We could go on - and may in some future post - but we need to get to the "blown up" part.

So what's happened in the last few years is that the stuff we put our money into has been blown up out of all proportion by a partnership of the Federal Reserve, Banks, and Wall Street. Of course, the big boys of Wall Street have always had a louder voice than the rest of us when it comes to calling for the Fed to do this or that with their policies. And with that louder voice, it wasn't unheard of for a raising or lowering of the Fed Funds Rate that benefited the gangland-style coalition of Banksters and Wall Street Brokesters.
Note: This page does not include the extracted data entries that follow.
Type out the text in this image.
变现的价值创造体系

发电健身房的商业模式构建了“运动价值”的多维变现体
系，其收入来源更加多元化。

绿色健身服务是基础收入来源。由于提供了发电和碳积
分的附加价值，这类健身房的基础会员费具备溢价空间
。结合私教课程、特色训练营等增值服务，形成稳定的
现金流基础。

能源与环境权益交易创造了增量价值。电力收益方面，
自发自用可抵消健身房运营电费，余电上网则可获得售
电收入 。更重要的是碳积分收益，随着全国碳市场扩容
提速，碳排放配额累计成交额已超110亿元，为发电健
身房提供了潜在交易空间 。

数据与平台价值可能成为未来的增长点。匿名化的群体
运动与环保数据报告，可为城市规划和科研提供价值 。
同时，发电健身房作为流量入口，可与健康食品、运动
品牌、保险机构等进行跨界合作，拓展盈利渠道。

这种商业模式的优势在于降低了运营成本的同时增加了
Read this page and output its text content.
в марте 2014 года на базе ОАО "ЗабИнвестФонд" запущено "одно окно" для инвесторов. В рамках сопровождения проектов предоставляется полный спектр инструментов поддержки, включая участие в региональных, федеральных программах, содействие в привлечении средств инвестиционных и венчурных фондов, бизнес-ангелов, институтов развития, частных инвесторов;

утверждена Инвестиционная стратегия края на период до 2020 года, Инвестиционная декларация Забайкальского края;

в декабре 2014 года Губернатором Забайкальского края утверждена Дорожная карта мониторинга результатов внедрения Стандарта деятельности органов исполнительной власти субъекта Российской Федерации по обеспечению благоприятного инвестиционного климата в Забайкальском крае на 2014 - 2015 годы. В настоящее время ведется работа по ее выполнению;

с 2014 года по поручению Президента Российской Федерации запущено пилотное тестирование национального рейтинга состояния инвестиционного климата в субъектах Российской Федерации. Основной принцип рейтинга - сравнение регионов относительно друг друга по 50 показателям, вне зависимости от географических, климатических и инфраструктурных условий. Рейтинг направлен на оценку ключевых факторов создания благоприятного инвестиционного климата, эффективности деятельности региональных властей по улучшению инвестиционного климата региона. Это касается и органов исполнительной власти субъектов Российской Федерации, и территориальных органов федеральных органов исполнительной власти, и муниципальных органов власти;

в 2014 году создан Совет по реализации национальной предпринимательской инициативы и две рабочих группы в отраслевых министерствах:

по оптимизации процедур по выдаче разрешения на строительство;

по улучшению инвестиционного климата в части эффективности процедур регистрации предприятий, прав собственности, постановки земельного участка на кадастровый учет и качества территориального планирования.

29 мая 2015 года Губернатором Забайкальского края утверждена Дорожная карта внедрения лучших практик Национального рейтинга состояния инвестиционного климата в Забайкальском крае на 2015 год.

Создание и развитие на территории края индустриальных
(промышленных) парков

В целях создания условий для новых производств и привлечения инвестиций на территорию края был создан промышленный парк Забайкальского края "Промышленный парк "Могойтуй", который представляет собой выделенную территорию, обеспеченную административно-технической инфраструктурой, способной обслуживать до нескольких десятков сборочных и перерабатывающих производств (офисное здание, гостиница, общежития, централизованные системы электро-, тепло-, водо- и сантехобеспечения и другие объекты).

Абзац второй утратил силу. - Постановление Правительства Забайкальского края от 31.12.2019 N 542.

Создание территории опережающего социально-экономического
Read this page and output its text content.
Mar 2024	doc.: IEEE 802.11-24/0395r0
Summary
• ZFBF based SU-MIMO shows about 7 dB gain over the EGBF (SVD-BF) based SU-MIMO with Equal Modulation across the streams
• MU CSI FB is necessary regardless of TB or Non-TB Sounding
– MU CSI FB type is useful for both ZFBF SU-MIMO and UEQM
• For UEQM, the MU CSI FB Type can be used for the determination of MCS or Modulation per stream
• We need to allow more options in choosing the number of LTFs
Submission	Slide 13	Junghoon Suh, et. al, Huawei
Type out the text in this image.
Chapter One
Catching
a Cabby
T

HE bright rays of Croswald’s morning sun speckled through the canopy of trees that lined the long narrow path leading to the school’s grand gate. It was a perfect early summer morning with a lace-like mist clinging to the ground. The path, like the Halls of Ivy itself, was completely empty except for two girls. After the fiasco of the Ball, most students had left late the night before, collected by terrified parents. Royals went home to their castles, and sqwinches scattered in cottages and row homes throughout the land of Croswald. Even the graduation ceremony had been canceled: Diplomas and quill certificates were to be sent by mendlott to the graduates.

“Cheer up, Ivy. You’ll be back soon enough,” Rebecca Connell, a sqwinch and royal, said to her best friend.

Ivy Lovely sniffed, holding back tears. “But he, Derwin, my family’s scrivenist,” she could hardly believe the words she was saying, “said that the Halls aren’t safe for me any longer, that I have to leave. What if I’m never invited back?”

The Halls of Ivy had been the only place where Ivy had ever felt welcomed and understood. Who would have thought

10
But since 2008 with the Bernanke/Yellen Fed and their zero interest-rates combined with endless (until recently) Quantitative Easing, the blowing up of all assets definitively spun out of control.

Which leaves us now being pummeled as the stock and bond market bubbles implode, taking with them every other asset in which we might have invested to get at least a modicum or return on our money vs. leaving it in the bank.

Now it's all changing. What was blown up is deflating. If we haven't felt the bursting of the financial balloons yet, we will. But it's likely we all have already, inflation being perhaps the most obvious example.

What about what's been turned upside down? Well, I haven't seen anything righting itself. Have you? All we can hope for is that there's some contingent of reasonable, God-fearing souls out there who might be stirred from their decades-long slumber by recent events. But so far, aside from a few examples that haven't yet moved the needle on the cultural and social scale to any noticeable degree, has there been all that much push-back?

It will be interesting to see if that changes as things turn uglier.